Matthew Griffin, described as “The Adviser behind the Advisers” and a “Young Kurzweil,” is the founder and CEO of the World Futures Forum and the 311 Institute, a global Futures and Deep Futures consultancy working between the dates of 2020 to 2070, and is an award winning futurist, and author of “Codex of the Future” series. Regularly featured in the global media, including AP, BBC, Bloomberg, CNBC, Discovery, RT, Viacom, and WIRED, Matthew’s ability to identify, track, and explain the impacts of hundreds of revolutionary emerging technologies on global culture, industry and society, is unparalleled. Recognised for the past six years as one of the world’s foremost futurists, innovation and strategy experts Matthew is an international speaker who helps governments, investors, multi-nationals and regulators around the world envision, build and lead an inclusive, sustainable future. A rare talent Matthew’s recent work includes mentoring Lunar XPrize teams, re-envisioning global education and training with the G20, and helping the world’s largest organisations envision and ideate the future of their products and services, industries, and countries. Matthew's clients include three Prime Ministers and several governments, including the G7, Accenture, Aon, Bain & Co, BCG, Credit Suisse, Dell EMC, Dentons, Deloitte, E&Y, GEMS, Huawei, JPMorgan Chase, KPMG, Lego, McKinsey, PWC, Qualcomm, SAP, Samsung, Sopra Steria, T-Mobile, and many more.
WHY THIS MATTERS IN BRIEF
As humanity reaches for the stars and pens its plans to become an interplanetary species today’s Earth bound internet system just won’t hack it, so an alternative is needed.

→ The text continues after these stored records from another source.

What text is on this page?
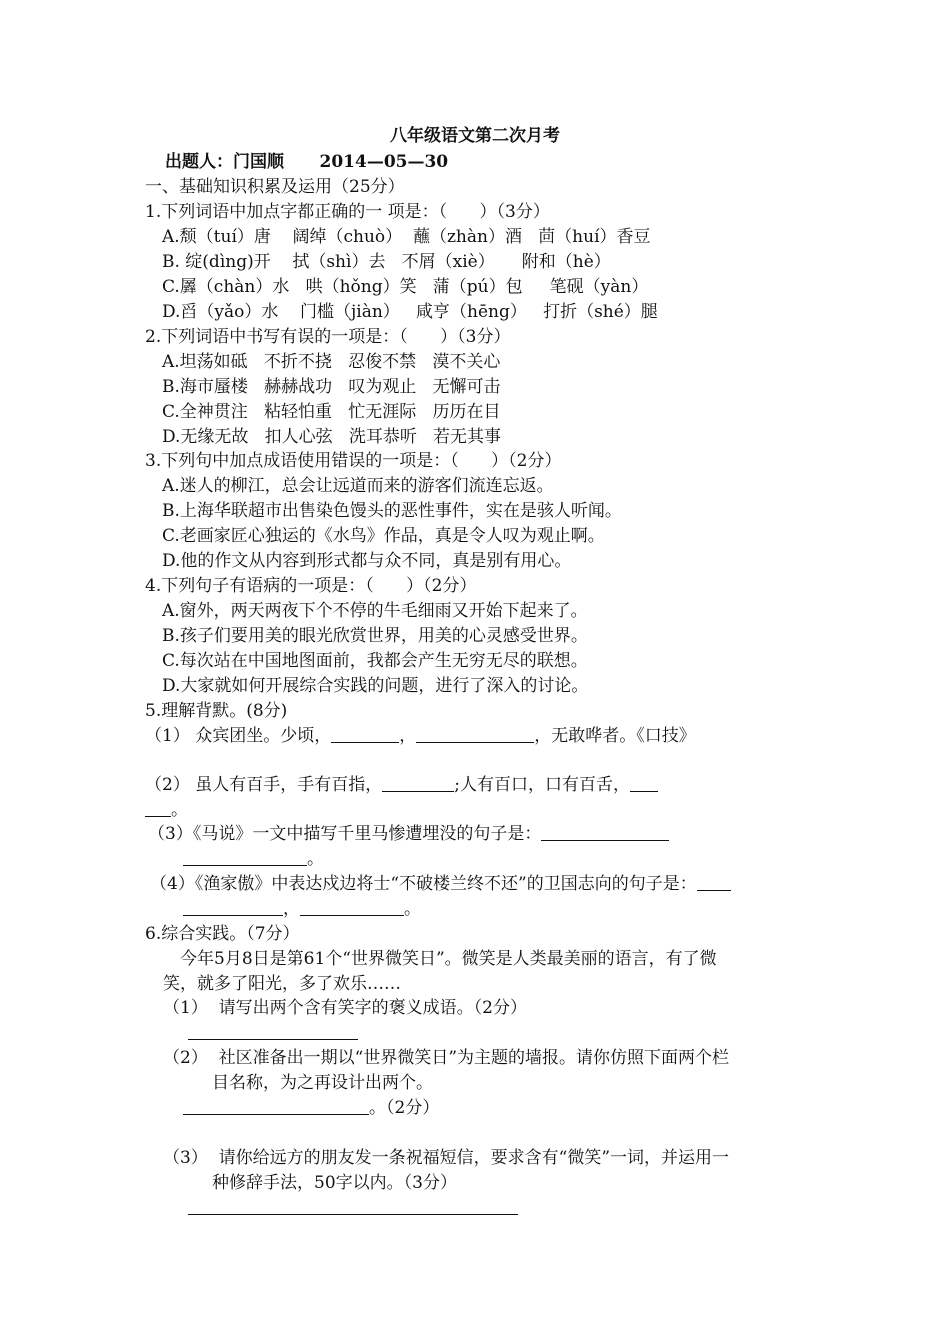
八年级语文第二次月考
出题人：门国顺      2014—05—30
一、基础知识积累及运用（25分）
1.下列词语中加点字都正确的一 项是：（      ）（3分）
A.颓（tuí）唐    阔绰（chuò）  蘸（zhàn）酒   茴（huí）香豆
B. 绽(dìng)开    拭（shì）去   不屑（xiè）     附和（hè）
C.羼（chàn）水   哄（hǒng）笑   蒲（pú）包     笔砚（yàn）
D.舀（yǎo）水    门槛（jiàn）   咸亨（hēng）   打折（shé）腿
2.下列词语中书写有误的一项是：（      ）（3分）
A.坦荡如砥   不折不挠   忍俊不禁   漠不关心
B.海市蜃楼   赫赫战功   叹为观止   无懈可击
C.全神贯注   粘轻怕重   忙无涯际   历历在目
D.无缘无故   扣人心弦   洗耳恭听   若无其事
3.下列句中加点成语使用错误的一项是：（      ）（2分）
A.迷人的柳江，总会让远道而来的游客们流连忘返。
B.上海华联超市出售染色馒头的恶性事件，实在是骇人听闻。
C.老画家匠心独运的《水鸟》作品，真是令人叹为观止啊。
D.他的作文从内容到形式都与众不同，真是别有用心。
4.下列句子有语病的一项是：（      ）（2分）
A.窗外，两天两夜下个不停的牛毛细雨又开始下起来了。
B.孩子们要用美的眼光欣赏世界，用美的心灵感受世界。
C.每次站在中国地图面前，我都会产生无穷无尽的联想。
D.大家就如何开展综合实践的问题，进行了深入的讨论。
5.理解背默。(8分)
（1） 众宾团坐。少顷，	，	，无敢哗者。《口技》
（2） 虽人有百手，手有百指，	;人有百口，口有百舌，
。
（3）《马说》一文中描写千里马惨遭埋没的句子是：
。
（4）《渔家傲》中表达戍边将士“不破楼兰终不还”的卫国志向的句子是：
，	。
6.综合实践。（7分）
今年5月8日是第61个“世界微笑日”。微笑是人类最美丽的语言，有了微
笑，就多了阳光，多了欢乐……
（1）  请写出两个含有笑字的褒义成语。（2分）
（2）  社区准备出一期以“世界微笑日”为主题的墙报。请你仿照下面两个栏
目名称，为之再设计出两个。
。（2分）
（3）  请你给远方的朋友发一条祝福短信，要求含有“微笑”一词，并运用一
种修辞手法，50字以内。（3分）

As humanity reaches for the stars, and to colonise Mars from 2024, NASA used a selfie that was sent recently from a ground station in Antarctic to the International Space Station (ISS) to demonstrate their new, “extra-robust” interplanetary space network that promises to make a future interplanetary internet faster and more reliable.
In space, wireless communication networks are critical. They function as a virtual tether, keeping astronauts and spacecraft in contact with Earth and each other, and a network failure could leave something, or someone, dangerously cut off from the resources they need to survive. Today, space missions either directly communicate with Earth or go through single relays, like an orbiting satellite, which makes them especially vulnerable to disruption.
How The New DTN System Works
While one way to combat this “single point of failure” is to introduce multiple redundant pathways, where a signal can get from one point to another via multiple routes these types of networks can be difficult to create, especially in a small network. Furthermore, the spacecraft that make up the network don’t always have a clear view of each other, so a complete, or, end to end connection isn’t always available, and today’s traditional networks need an end to end path in order to transmit their data.
Alternatively though another way to manage these breaks in availability is to let each node in the network temporarily store the data that goes through them and then wait for the best moment to pass that data along. This kind of system, which is called Disruption Tolerant Networking (DTN), allows for small interruptions in connectivity without the loss of information, and this is the network NASA just tested.
The last node simply sends the remaining bundles of data once the connection has returned, and not only does this ensure that data isn’t lost, but it also decreases the time needed to send and receive messages, as NASA illustrates in the video above.
Here’s how the picture got from Antarctica to low-Earth orbit. In late November NASA engineers took a selfie at the National Science Foundation’s McMurdo Station in Antarctica, then DTN software on a mobile phone sent the data from McMurdo ground station to NASA’s White Sands Complex in New Mexico via their Tracking and Data Relay Satellite system, a constellation of communication satellites.
From there, the data travelled through a series of DTN nodes to NASA’s Marshall Space Flight Center in Huntsville, Alabama, which was the access point to the DTN network aboard the ISS.
Once the data was beamed up to the space station it was routed to the ISS’s Telescience Resource Kit (TReK) demonstration payload where the final DTN node then re-compiled the photo for the astronauts to see.
Unlike familiar computer to computer IP connections, DTN can accommodate both temporary disruptions as well as long delays, and these conditions aren’t just restricted to space, they also happen here on Earth in remote places like Antarctica.
“The Antarctic is an excellent analogy for space operations,” said Patrick Smith, a technology development manager with the US Antarctic Program, “researchers are conducting important scientific investigations, operating in extreme conditions, with minimal infrastructure, so it’s not surprising that we are using NASA space technology to advance science in the Antarctic.”
The technology could also have applications in disaster zones, where connectivity is often limited, and while this is a breakthrough, as far as network technologies go, it now means that selfies aren’t just limited to Earth, or the US. Soon there’ll be no avoiding them.